The flaws were exposed when we obtained computer disks of voter registration lists from six towns: Boston, Cambridge, Framingham, Lowell, Revere and New Bedford. We asked the Fair Elections Group, a non-profit organization in California, to merge those lists. They use a more sophisticated software system than Massachusetts.
- Karen Saranita, The Fair Elections Group
"If you wanted to filter out bad voters, certainly you could do it. We did that with a $29.00 piece of software."
The result: they found thousands of illegal registrations! Some in every town they checked. Thousands. And that's from just six locations.
- John Businger
"It obviously disturbs me if people are registered twice. One vote especially in a small turnout means an awful lot."
John Businger knows that first hand: he lost his primary in September by 35 votes.
"This is not an investigation that seeks, I hope, to cast blame, but to do what's most important to improve the system."

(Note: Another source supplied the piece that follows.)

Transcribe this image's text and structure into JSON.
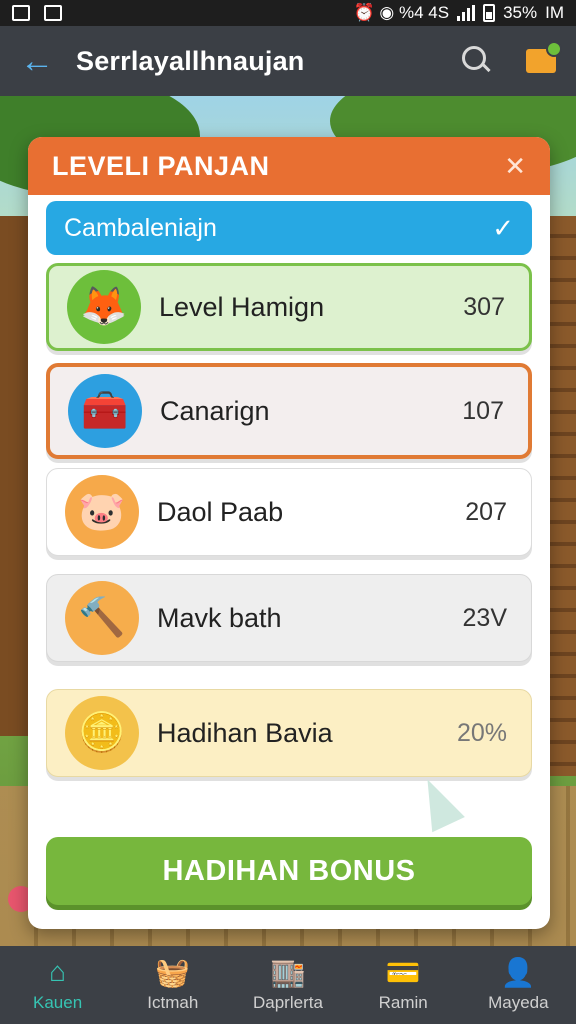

One problem with the system is if someone registers with a new name or a new address the computer won't always recognize that. It can only detect exact duplicates. Any variation and it's one person, two votes. And that's not the only loophole.

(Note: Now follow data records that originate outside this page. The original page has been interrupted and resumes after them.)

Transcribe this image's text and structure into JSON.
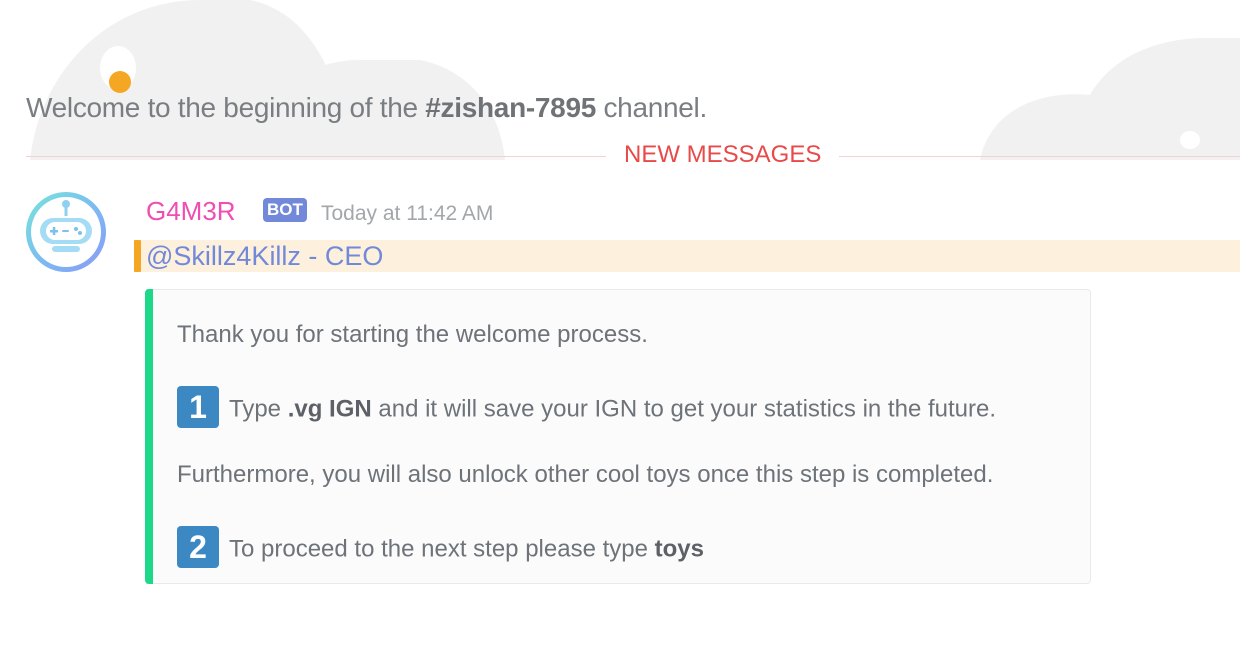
{
  "welcome": {
    "prefix": "Welcome to the beginning of the",
    "channel": "#zishan-7895",
    "suffix": "channel."
  },
  "divider": {
    "label": "NEW MESSAGES"
  },
  "message": {
    "username": "G4M3R",
    "tag": "BOT",
    "timestamp": "Today at 11:42 AM",
    "mention": "@Skillz4Killz - CEO",
    "embed": {
      "intro": "Thank you for starting the welcome process.",
      "step1": {
        "badge": "1",
        "pre": "Type",
        "command": ".vg IGN",
        "post": "and it will save your IGN to get your statistics in the future."
      },
      "note": "Furthermore, you will also unlock other cool toys once this step is completed.",
      "step2": {
        "badge": "2",
        "pre": "To proceed to the next step please type",
        "command": "toys"
      }
    }
  },
  "colors": {
    "username": "#f04eb0",
    "bot_tag": "#7289da",
    "new_messages": "#e84a4a",
    "embed_accent": "#1ed88a",
    "mention_bar": "#f5a623",
    "keycap": "#3b88c3"
  }
}
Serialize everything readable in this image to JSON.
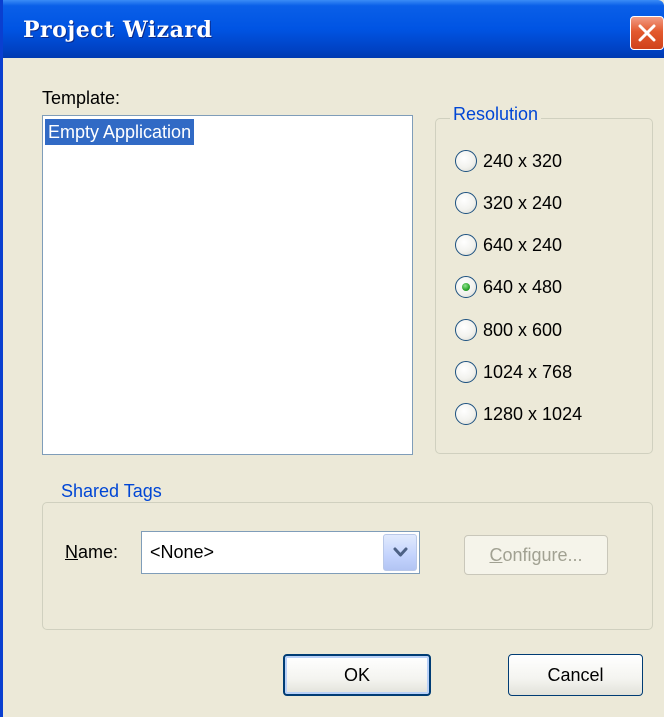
{
  "window": {
    "title": "Project Wizard"
  },
  "template": {
    "label": "Template:",
    "items": [
      "Empty Application"
    ],
    "selected": "Empty Application"
  },
  "resolution": {
    "legend": "Resolution",
    "options": [
      "240 x 320",
      "320 x 240",
      "640 x 240",
      "640 x 480",
      "800 x 600",
      "1024 x 768",
      "1280 x 1024"
    ],
    "selected": "640 x 480"
  },
  "shared_tags": {
    "legend": "Shared Tags",
    "name_label_accel": "N",
    "name_label_rest": "ame:",
    "name_value": "<None>",
    "configure_accel": "C",
    "configure_rest": "onfigure..."
  },
  "buttons": {
    "ok": "OK",
    "cancel": "Cancel"
  },
  "colors": {
    "titlebar": "#0054e3",
    "selection": "#316ac5",
    "group_legend": "#0046d5",
    "dialog_bg": "#ece9d8"
  },
  "icons": {
    "close": "close-icon",
    "dropdown": "chevron-down-icon"
  }
}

"Are you allowed to register at a business address?"
"No. You need to register at what's considered your home."
"Is that the law?"
"That's the law."
But here's what we found is considered home for one Boston voter an empty office, which has never been a residence. And we found voters registered at the Statler office building. No residences here either!
"Could someone be registered at a mailbox drop?"

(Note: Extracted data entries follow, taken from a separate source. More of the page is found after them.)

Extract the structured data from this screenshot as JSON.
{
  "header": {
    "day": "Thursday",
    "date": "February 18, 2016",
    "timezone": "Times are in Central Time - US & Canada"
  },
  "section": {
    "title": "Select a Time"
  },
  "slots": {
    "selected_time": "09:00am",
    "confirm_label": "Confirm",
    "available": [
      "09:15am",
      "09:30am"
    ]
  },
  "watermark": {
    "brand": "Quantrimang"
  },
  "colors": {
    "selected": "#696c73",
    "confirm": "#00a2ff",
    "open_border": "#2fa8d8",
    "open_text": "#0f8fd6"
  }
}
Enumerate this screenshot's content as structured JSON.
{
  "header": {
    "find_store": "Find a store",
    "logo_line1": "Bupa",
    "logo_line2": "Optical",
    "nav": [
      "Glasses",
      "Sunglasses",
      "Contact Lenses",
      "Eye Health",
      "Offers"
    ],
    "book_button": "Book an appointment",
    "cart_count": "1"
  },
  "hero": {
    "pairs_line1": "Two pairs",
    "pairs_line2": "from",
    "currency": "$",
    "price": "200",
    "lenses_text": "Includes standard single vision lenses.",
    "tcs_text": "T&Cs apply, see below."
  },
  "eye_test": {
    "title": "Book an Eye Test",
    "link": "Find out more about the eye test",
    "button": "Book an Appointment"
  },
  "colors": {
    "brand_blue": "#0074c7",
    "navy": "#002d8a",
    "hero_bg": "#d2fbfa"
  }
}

"They're not supposed to be."
But we found the state's computer lists this mailbox drop in Cambridge as a residence and this one in Boston as home to a whole list of people.
"So all these voters, 110, are registered at a mailbox?"
...which is not a valid address.
Rejected Boston registrations prove sometimes an illegal voter or an improper address is caught before it's entered in the system. But otherwise, the state's computer system won't detect business addresses so everyone registered here is eligible to vote November 3rd. And if illegal ballots are cast, fraudulent voters would likely get away with it. The state's computer system also doesn't keep track who votes or how often. There's really no concrete way of knowing whether you have or haven't voted.
The Elections Commission stresses the system is much better than it used to be; up until recently it was all on paper. No commission officials would appear on camera, but in a statement said, "it's an evolving system. As technology improves and/or becomes more affordable, further improvements will be made." Officials say no computer changes can be made until after the election. So for now, they just have to hope voters will be honest.